Saturday, September 22, 2012

A Matter of Perspective

Grace and I have a little slogan that we share with each other at times, to help keep ourselves and each other aware of the bigger picture.  If Grace hears me commenting or complaining about something, like the newest wrinkle in my face or cat hair on my sofa, she'll remind me, "That's a first world problem, Mom."   I do the same for her.  We don't do it all the time, because that would just be irritating and pretentious.
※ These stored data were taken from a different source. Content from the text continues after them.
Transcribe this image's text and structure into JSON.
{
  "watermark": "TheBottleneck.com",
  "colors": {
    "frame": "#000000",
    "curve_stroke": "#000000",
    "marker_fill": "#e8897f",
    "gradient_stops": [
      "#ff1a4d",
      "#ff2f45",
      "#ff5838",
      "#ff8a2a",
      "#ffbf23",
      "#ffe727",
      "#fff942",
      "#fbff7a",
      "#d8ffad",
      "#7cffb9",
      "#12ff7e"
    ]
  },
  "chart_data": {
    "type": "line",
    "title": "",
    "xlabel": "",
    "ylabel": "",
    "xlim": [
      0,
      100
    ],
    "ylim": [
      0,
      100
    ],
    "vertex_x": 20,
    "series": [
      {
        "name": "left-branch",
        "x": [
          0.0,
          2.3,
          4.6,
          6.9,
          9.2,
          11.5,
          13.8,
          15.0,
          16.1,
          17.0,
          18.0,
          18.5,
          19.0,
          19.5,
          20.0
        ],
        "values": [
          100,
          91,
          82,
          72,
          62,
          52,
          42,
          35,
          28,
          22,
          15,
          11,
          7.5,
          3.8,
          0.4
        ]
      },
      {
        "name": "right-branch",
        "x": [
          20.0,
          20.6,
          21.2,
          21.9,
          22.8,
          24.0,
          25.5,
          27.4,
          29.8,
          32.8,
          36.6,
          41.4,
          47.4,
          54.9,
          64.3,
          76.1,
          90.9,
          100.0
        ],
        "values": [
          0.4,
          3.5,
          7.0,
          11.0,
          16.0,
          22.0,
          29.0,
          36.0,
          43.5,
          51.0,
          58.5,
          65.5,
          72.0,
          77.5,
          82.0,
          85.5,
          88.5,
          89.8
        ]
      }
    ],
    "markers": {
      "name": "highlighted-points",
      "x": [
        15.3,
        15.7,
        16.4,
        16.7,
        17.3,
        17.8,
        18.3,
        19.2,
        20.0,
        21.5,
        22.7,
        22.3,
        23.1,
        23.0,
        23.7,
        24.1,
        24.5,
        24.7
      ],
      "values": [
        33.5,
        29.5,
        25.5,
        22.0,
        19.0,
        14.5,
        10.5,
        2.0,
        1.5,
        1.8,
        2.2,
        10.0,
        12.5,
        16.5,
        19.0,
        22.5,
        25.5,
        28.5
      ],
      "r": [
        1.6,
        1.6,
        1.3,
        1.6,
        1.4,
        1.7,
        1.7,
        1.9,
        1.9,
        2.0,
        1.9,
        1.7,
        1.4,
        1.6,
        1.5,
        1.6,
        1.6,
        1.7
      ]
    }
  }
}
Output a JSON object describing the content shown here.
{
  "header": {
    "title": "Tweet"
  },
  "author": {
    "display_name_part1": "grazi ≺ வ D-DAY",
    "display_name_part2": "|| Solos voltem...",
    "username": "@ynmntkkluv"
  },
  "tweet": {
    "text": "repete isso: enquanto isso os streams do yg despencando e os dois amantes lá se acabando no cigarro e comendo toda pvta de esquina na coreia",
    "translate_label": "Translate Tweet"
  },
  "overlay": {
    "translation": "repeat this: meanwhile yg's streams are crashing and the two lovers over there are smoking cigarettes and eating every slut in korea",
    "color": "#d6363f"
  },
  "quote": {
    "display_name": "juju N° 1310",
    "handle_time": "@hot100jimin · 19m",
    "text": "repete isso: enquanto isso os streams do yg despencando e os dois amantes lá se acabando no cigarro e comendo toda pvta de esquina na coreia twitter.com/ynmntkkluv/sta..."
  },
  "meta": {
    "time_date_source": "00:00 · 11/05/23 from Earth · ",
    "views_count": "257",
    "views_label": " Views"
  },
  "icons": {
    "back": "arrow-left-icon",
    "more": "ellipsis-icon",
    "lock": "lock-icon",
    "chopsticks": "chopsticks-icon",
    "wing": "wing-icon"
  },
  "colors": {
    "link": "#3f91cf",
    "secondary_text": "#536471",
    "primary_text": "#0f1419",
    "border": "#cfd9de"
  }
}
Still, it's a reminder that we both need on a regular basis.

The point is this - we are aware that even if we live on the low end of the income scale in Canada, our needs and many of our wants are taken care of.  There are parts of the world where the majority of people lack the basics, and our problems would seem ridiculous to them.  Many of things that we struggle with are problems that come from our excess, or our desire for excess.  In our part of the world, we complain when our restaurant food isn't hot enough when it is delivered.  In the third world, just having food of any sort is a blessing.  Concerns about our appearances, our entertainment choices, our physical comforts, our fitness levels...we want to be able to see all of these in the light of reality for the world, not just our small corner of it.

What this does for us is create gratitude in situations where we are tempted to be ungratefully grumbly.  I can afford to feed the cats that leave hair on my sofa.  Women who have to toil for hours in the hot sun to feed their families can ill afford to worry about wrinkles.  We remind each other of these things because we want to live grateful lives, and because we want to see our existence here on this earth in relation to the experiences and lives of all her inhabitants, not just those around us, those that we relate easily to.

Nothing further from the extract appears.